Wildflour to serve up jazz
As with many singers and musicians, Belle Plaine has moved around some.
She’s been there, done that, started over, held down a few different jobs, visited or lived in a number of cities.
And, as with many singers and musicians, she’s spent some time in the Bow Valley. Along with stops in Saskatchewan, Alberta, B.C. and Australia, Plaine spent some time working at The Banff Centre.
On Sept. 3, jazz singer Belle and upright bass player Elizabeth Curry will play Banff’s Wild Flour Bakery as part of a western tour from her home in Regina to Vancouver Island. The pair have already covered, in support of Plaine’s album Notes From A Waitress, the eastern portion of the country. Waitress followed her debut EP, hello from Belle Plaine.
Plaine will share the stage with Banff’s Andy Bacon.
One thing about moving around, said Plaine as she headed out on a tour that will keep her on the road until Sept. 22, “is that the songs piled up. I’ve been writing songs for years, mostly from personal experiences, including being a waitress obviously. I’m really looking forward to heading west and getting back to Banff.”
While working as a waitress, mostly in Victoria, was fodder for songwriting material, in Banff, Plaine was at The Banff Centre in 2007 for a lighting work study.
While in Banff, though, she also stepped up to the open mic at Bruno’s Bar and Grill. “That was one of the first places I played a song and sang. I’d sung for years before, but not seriously, and I was terrified.”
Despite being terrified, Plaine is now roaring along, making music her career.
“Banff was kind of an incubation period for me.”
Plaine was born and raised on a farm in Saskatchewan. She was performing by age five and was the ringer in local events. She began classical voice lessons at age six and continued through high school.
When she was 18, she knew what she wanted out of life – to write songs, perform and have a home recording studio.
As does happen, though, the road to where you’re going sometimes has twists and turns.
After high school, Plaine studied jazz at Edmonton’s Grant MacEwan College, then switched focus to sound recording. She then moved to Calgary to work in recording at a studio, then realized that wasn’t for her.

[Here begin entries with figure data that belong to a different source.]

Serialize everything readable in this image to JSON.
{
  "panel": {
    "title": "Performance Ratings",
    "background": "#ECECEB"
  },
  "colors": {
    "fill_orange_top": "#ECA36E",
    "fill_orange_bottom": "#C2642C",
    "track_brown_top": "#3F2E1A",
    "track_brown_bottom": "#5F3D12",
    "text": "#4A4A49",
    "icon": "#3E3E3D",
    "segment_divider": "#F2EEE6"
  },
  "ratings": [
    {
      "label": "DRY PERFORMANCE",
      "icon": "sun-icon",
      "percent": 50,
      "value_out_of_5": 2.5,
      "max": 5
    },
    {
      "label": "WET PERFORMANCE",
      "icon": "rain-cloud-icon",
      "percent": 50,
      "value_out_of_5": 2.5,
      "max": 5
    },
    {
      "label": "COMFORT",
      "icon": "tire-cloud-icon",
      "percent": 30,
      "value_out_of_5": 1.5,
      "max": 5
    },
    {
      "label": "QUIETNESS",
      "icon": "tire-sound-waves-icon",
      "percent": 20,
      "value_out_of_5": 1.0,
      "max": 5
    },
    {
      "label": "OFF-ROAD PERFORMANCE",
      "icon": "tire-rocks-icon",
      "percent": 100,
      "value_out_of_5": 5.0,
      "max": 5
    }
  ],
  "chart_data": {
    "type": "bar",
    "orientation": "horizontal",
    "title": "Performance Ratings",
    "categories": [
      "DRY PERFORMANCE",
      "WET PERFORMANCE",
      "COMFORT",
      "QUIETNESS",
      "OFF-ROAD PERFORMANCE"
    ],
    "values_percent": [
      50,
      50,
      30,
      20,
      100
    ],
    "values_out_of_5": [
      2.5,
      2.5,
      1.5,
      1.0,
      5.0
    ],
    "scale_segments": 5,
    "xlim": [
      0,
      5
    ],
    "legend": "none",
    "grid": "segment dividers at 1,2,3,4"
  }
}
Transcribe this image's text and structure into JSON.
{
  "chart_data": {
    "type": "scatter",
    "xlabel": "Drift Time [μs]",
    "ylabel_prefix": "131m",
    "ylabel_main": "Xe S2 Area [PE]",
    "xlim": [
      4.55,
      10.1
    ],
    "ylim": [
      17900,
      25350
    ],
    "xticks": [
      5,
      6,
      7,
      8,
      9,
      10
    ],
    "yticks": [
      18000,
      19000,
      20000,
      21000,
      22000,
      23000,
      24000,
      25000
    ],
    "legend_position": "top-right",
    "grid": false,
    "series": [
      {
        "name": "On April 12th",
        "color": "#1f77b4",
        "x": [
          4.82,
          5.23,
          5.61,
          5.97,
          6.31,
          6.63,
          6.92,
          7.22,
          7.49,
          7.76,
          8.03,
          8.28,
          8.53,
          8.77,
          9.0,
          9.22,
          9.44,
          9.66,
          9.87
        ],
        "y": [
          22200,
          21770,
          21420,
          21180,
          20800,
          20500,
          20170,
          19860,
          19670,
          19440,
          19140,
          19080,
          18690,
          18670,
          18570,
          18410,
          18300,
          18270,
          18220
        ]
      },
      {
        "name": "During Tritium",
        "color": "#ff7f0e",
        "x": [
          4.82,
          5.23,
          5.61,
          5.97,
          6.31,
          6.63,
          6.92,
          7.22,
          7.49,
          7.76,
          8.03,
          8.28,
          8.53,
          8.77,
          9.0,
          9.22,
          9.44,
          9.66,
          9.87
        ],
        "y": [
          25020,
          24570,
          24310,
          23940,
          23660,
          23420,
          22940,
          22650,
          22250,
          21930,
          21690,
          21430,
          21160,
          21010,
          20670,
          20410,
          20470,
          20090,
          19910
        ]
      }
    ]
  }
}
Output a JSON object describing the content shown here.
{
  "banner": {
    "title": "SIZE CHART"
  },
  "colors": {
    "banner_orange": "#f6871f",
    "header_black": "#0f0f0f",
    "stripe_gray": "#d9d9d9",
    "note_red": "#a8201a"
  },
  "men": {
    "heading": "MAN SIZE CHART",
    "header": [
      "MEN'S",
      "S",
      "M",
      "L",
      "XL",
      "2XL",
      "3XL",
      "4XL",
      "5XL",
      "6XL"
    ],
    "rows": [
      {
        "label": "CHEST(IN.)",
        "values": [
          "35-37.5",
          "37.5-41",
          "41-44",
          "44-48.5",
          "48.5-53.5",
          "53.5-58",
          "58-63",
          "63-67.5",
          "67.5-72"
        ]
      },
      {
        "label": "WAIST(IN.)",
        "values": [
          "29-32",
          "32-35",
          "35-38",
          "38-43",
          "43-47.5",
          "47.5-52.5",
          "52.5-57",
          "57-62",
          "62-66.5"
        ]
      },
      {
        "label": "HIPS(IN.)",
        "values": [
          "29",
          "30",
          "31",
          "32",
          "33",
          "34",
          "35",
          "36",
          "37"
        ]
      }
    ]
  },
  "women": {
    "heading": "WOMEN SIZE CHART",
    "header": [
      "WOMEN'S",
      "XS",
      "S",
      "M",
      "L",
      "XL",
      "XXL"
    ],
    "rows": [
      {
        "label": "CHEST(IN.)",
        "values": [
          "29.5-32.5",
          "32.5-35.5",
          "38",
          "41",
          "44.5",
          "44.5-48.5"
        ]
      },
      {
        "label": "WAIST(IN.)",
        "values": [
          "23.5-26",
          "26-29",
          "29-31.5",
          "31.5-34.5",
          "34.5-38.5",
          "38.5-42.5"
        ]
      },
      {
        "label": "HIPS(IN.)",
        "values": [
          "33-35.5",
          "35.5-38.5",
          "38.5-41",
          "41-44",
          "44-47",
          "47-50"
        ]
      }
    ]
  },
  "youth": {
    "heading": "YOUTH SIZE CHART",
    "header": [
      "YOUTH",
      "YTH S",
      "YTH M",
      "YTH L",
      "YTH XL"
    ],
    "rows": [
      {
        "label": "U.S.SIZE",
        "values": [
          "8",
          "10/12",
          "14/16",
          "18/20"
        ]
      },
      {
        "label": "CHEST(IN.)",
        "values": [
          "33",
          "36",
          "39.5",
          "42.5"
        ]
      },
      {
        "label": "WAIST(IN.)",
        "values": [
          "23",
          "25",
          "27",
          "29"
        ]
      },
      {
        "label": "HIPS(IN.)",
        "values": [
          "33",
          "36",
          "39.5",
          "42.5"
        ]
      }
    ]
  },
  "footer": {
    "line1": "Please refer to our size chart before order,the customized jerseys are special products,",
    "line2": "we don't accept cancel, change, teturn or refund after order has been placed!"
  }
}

Needing a change, she moved to Victoria to study environmental science, which she found was also not the right choice. But, having fallen in love with the Island capital’s arts community, she dropped UVIC and began to sing, while waiting tables in a coffee shop.
Co-workers who heard her sing told her they were starting a band, and she was in it. Open mics followed, along with songwriting.
An itch to travel carried her to Australia, though, where she waitressed at a less than five-star restaurant, lived in a house with 10 roommates and gigged with a pack of mongrel musicians.
She discovered she wanted to be a singer. Again.
She also started playing the guitar. “I got dumped by an Aussie and I didn’t want to find a guitar player and a new boyfriend at the same time.”
In 2006, she moved back to Regina, had the stint in Banff, and now remains in the prairie capital. At the time, she thought she’d moved to Montreal, but a short-term job in a theatre turned into four years…
In 2010, she went into music full-time and now she’s the proud owner of a pair of recordings.
hello was recorded in 2011, Waitress in 2012, with just eight months between. “I had some momentum after the first one,” she said. “And I’ve spent more time promoting this one (Waitress) so it feels more like a complete project.
“I’d been working hard writing songs for a couple of years before the first one and I finally realized I could be a professional musician. I had to prove to myself I could do it.”
During her travels and work, Plaine has jotted song ideas down wherever she is. She keeps a stack of them, but, when it comes down to actually crafting a song, she has a method all her own.
She pulls out her notes, sits down at a typewriter, and bangs them out.
“It’s a weird method, compiling all the little bits, then typing. But it’s satisfying to hear the click of the keys and I think the typewriter takes the emotion out of handwriting them.
“I try to keep an objective viewpoint of the words I’ve written. Also, I co-write with Jeremy Sauer. We’re the core of the band and grew up within an hour of each other.”
These days, Plaine has no day job and is working strictly on her music. “I saved up some money and thought I’d try it for a couple of years,” she said. “I wanted to make sure I had an escape plan, but I’m quite happy with the way things have progressed.”
After her current tour, she plans to spend October at home in a provincial park writing, learn how to shoot a bow and maybe go hunting with an uncle. “Then I plan to spend the winter working creatively.”
While jazz in Canada isn’t in the mainstream, radio-wise, Plaine said she’s had great support from CBC, CKUA and random requests for her music from programmers at university stations as diverse as Burnaby, B.C. and Windsor, Ont.